Director of Strategy

Just been reading an interesting article about Demand Media following the IPO earlier this month.

For those of you that haven’t heard of the company they are a content farm using outsourced writers to produce 5000 articles per day on sites such as eHow and various other informational resources.

On January 25th Demand Media sold 8.9 million shares at $17 each in an initial public offering. The following day, the price rose 35 percent to $22.61, which would give the company a market capitalisation of $1.9 billion, greater than New York Times value of $1.5 billion.

The company has never made a profit since 2006 despite revenues of $198.4m in 2009.

The interesting part of the article was this:

A disproportionate chunk of Demand Media’s revenue comes directly from Google—making the search giant a life raft for the company. During the first nine months of 2010, according to Demand Media’s Securities and Exchange Commission filings, 28 percent of total revenues came from Google. Demand is aware of the risk of piggybacking so heavily on one source for traffic and revenue, warning potential investors in its SEC filings that the company is “dependent upon certain material agreements with Google for a significant portion of our revenue” and that a “termination of these agreements, or a failure to renew them on favorable terms, would adversely affect our business.

28% seems very low to me. Any company relying on SEO to drive traffic must surely get more than 28% of revenue from the worlds biggest search engine?

The really interesting thing to me is finding out what material agreements they have with Google to drive this revenue? Doesn’t sound like AdWords to me, could be Adsense but Google would never terminate that.

Google declared war on “content farms” last week but refused to comment on Demand Media specifically.

As “pure webspam” has decreased over time, attention has shifted instead to “content farms,” which are sites with shallow or low-quality content.

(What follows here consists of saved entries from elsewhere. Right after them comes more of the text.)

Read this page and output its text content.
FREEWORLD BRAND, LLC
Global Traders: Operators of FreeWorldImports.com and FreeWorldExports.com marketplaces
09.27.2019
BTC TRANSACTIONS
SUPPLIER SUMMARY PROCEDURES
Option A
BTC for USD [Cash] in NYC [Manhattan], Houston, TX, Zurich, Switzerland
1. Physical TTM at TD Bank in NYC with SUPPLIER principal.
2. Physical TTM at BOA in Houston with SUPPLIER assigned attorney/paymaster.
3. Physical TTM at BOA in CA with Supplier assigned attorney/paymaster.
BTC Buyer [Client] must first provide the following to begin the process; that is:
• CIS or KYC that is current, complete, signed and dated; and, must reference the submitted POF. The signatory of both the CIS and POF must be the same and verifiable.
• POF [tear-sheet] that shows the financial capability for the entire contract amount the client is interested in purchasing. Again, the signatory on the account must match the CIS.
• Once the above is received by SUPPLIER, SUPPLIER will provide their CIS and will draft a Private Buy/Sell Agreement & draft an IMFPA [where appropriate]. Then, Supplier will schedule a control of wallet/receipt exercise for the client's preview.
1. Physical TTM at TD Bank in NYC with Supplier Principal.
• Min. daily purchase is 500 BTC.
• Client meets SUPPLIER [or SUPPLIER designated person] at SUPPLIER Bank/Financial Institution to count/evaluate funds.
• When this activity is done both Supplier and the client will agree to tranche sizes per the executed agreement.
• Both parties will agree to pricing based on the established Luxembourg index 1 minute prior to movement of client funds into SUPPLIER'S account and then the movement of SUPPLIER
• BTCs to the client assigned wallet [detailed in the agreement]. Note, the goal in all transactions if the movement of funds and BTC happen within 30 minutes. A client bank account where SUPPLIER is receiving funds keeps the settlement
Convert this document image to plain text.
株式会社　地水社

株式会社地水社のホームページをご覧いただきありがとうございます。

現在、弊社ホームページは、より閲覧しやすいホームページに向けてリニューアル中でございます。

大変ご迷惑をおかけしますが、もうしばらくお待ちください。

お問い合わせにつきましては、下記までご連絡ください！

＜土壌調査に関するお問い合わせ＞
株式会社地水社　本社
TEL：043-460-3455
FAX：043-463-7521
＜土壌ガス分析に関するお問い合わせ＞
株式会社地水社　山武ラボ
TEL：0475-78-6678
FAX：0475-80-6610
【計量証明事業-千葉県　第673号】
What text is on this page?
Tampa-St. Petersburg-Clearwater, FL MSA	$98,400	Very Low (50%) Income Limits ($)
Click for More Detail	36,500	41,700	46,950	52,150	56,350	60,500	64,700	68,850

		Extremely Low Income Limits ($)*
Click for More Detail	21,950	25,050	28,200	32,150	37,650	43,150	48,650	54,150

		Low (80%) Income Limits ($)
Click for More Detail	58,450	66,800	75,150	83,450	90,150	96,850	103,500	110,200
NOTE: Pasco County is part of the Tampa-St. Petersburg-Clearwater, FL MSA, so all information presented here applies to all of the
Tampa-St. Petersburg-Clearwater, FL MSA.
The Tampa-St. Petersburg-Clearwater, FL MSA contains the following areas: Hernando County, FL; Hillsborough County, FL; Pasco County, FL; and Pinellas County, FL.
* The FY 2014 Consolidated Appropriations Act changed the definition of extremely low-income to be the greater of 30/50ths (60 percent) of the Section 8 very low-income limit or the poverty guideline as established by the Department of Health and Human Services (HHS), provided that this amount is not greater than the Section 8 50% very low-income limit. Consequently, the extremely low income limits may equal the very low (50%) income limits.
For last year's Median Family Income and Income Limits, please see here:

In 2010, we launched two major algorithmic changes focused on low-quality sites. Nonetheless, we hear the feedback from the web loud and clear: people are asking for even stronger action on content farms and sites that consist primarily of spammy or low-quality content. We take pride in Google search and strive to make each and every search perfect. The fact is that we’re not perfect, and combined with users’ skyrocketing expectations of Google, these imperfections get magnified in perception. However, we can and should do better.

I certainly won’t be buying shares in Demand Media anytime soon, unless they can let us have a look at that agreement with Google perhaps.